The judgment will also bring relief to the state’s thriving commercial solar industry, which – as we have reported – stood to lose a great deal under the controversial safety regulation, with the vast majority of projects larger than 100kW.

“It’s nice to see that logic prevails, eventually,” said Huon Hoogesteger, whose company Smart Commercial Solar currently has more than 40 projects under development in Queensland that are bigger than 100kW.

“Now we can get back to work.”

But Hoogesteger also notes that the months-long tussle with a government that is supposed to be pro-renewables – on paper, at least, according to its target of 50 per cent renewable energy by 2030 – has taken its toll.
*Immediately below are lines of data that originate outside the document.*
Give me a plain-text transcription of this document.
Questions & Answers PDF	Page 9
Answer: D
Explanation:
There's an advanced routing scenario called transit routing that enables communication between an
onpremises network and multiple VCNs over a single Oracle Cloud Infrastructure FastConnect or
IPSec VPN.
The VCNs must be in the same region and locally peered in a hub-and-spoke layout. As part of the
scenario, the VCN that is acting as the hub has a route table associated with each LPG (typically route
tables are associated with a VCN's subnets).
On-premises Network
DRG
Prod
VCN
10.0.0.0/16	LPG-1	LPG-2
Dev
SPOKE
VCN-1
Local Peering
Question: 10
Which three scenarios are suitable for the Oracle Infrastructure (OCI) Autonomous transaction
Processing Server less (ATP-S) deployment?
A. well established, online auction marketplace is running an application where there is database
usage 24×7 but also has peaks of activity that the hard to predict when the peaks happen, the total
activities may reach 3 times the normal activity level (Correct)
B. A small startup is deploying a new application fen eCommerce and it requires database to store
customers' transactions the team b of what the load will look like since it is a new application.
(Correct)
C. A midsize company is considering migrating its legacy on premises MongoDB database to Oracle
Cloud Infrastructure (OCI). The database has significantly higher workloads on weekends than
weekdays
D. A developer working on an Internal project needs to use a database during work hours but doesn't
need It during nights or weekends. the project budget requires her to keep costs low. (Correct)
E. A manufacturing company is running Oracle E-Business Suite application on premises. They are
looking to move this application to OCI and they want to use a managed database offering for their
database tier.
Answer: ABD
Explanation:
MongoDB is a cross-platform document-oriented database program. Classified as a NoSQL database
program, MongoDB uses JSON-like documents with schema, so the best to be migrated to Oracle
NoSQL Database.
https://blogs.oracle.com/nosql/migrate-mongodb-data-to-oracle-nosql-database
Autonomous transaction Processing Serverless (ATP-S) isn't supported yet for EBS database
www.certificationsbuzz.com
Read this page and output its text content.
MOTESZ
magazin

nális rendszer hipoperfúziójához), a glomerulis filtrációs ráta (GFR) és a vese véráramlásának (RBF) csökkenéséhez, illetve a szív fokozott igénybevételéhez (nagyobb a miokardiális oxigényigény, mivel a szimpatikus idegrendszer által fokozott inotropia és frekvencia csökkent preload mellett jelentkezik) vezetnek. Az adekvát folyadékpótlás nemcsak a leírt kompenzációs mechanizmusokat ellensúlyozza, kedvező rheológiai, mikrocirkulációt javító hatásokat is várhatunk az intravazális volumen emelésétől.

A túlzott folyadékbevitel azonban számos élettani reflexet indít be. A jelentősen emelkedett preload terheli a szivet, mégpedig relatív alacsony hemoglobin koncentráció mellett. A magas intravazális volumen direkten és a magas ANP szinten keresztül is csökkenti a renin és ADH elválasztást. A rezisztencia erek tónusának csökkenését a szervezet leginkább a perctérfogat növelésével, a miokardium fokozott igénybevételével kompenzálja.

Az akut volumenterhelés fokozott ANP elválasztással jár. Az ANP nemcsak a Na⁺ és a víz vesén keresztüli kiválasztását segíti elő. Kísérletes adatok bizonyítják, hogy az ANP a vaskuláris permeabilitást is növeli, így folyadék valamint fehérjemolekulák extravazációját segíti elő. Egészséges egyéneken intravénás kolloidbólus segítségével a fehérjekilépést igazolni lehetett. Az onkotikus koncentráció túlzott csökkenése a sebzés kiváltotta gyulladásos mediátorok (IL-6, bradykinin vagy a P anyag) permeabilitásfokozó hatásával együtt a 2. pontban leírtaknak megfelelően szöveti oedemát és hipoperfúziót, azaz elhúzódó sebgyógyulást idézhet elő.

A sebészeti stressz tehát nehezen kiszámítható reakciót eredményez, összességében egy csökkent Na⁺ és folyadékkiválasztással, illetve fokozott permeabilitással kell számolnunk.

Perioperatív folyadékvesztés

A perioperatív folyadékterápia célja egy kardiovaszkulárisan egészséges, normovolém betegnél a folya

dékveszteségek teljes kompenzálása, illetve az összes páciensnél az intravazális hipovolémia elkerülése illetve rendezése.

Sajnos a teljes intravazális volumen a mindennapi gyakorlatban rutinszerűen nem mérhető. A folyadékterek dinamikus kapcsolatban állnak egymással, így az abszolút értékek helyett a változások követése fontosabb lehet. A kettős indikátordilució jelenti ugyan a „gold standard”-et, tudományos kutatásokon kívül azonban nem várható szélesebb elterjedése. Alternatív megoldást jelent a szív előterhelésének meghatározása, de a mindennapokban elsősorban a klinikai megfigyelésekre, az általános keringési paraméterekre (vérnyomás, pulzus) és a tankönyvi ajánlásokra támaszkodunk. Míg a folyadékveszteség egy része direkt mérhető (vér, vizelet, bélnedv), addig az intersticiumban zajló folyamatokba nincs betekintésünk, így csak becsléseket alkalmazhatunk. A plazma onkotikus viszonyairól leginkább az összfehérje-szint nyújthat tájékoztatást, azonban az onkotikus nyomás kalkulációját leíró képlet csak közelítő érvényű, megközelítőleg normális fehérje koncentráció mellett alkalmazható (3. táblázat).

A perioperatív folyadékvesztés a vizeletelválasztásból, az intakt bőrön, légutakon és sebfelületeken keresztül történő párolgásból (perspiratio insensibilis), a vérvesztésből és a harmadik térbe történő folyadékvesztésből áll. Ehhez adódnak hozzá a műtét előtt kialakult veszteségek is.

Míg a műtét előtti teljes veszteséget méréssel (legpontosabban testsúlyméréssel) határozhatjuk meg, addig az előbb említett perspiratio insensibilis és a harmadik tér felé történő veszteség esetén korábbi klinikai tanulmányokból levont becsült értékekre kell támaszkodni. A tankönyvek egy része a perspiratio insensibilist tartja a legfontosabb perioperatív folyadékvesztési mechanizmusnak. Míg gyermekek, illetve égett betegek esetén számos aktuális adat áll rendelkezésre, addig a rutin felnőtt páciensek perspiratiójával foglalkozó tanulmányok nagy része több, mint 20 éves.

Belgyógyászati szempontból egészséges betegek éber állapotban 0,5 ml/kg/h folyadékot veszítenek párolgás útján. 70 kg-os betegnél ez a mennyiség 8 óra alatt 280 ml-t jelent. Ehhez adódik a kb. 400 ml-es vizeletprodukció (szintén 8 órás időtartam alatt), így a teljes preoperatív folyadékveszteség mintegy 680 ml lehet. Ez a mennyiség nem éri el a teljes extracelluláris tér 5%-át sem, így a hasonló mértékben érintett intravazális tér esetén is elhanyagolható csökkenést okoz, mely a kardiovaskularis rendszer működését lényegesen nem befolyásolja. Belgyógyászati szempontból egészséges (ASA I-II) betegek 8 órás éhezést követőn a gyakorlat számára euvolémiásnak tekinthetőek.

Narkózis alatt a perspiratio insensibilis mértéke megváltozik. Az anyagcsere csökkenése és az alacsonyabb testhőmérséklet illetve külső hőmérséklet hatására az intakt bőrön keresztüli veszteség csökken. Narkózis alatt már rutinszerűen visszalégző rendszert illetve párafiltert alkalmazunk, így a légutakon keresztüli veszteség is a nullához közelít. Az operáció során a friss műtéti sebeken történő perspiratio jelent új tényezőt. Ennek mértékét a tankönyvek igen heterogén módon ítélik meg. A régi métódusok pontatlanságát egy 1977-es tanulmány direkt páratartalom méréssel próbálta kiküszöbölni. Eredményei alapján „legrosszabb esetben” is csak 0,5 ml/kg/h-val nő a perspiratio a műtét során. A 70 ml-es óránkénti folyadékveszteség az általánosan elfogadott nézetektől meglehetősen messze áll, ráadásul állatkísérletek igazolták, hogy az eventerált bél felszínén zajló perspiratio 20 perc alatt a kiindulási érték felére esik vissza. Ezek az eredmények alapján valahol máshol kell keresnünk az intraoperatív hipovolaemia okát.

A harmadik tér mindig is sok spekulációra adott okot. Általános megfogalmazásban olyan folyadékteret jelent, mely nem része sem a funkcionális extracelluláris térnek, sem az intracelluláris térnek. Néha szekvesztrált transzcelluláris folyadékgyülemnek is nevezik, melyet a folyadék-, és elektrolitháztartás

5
“It’s absurd that it takes so much money to overturn; creates so much uncertainty, and delayed much investment for a relatively positive industry.

“Once again, the global perception has been reaffirmed; that business in Australia is unstable because the governments love over-regulation.

“After so many of these types of events in Australia, we look forward to the next grenade!”

The Clean Energy Council, which has been instrumental in the industry effort to fight the rule change, said it hoped this would be the last of the “rushed” legislation, that would have added significant costs and red tape for no clear benefit.

“Queensland’s courts have now determined twice that the government’s regulation requiring licensed electricians to do the work of labourers and trades assistants is inconsistent with the Electrical Safety Act,” said CEC chief Kane Thornton in comments on Tuesday.

“That is because it is not electrical work. …The industry should never have had to go through the courts to resolve something that could easily have been worked out with a full and proper consultation process.

“After three months of chaos and uncertainty in the large-scale solar sector in Queensland, we look forward to being able to get on with the job of building and investing in new clean energy projects worth billions of dollars that the state needs to meet its renewable energy target,” Thornton said.

“This decision is good news for regional jobs and communities, and good news for the clean energy transition in Queensland.”